Here’s a very real issue with group visits. I have an adhd patient with severe social anxiety and who immediately goes into panic attack when surrounded by others . I have several other adhd patients who cannot sit for long periods of time listening to CBt sessions with cameras turned on . It is very distracting for them. I have many other mental health patients who just don’t do “groups”. Whilst this group therapy may prove to be beneficial for the mildly presenting mental health patient – it falls flat for patients who are really struggling and need one on one psychotherapy.
How do we truly serve the ones that really need the help ?
sounds like a good approach. getting patients in to see a psychiatrist is one of the most challenging things i try to do daily
I think this CBT group is something I would find very helpful as a resource for my Family Practice. I would like to learn to do facilitate a group as I do a lot of mental health in my practice but in the meantime, it is a great option for people who need the help and cannot afford it or access it.

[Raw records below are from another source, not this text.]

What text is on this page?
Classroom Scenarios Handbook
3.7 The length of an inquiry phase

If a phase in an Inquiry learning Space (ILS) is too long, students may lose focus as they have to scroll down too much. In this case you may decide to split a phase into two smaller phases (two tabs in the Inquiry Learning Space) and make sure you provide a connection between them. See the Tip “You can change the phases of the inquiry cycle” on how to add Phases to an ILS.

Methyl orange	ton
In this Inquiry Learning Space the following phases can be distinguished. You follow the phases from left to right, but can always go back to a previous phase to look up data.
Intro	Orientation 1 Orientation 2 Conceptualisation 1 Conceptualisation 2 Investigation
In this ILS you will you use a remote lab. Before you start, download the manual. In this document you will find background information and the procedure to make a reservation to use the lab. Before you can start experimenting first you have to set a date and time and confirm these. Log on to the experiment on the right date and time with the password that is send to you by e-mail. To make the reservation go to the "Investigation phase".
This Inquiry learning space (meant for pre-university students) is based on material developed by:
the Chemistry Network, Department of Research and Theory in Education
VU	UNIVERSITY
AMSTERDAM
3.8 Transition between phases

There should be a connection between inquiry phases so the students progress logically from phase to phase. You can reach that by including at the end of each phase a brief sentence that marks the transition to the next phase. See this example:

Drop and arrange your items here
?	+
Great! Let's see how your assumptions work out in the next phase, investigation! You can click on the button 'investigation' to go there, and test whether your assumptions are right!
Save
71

I hear there’s an opportunity to advocate for more allied health professionals support. As an occupational therapist who run groups and can be trained in psychotherapy modalities (and become a psychotherapist with all the necessary qualifications according to the college of psychotherapists), could this resource to open to allied health practicing in mental health settings? I can see potential in bringing this into an inpatient and outpatient setting where number of sessions are often limited as well.
From the author:
Crystal Chan– We hope that there will be funding for allied health professionals to join us but the current funding structures don’t yet allow for this, so we are forced to depend on MSP from physicians at this time.
Natasha–Yes, there are definitely patients who are more acute or complex and require 1:1 psychotherapy and services. This is not a solution for everyone, but a step on the ladder of stepped care for those who can access lower-acuity services. We have found that since moving to virtual, those with social anxiety find the groups more accessible. Also, we serve many patients with ADHD and are offering ADHD groups within our organization.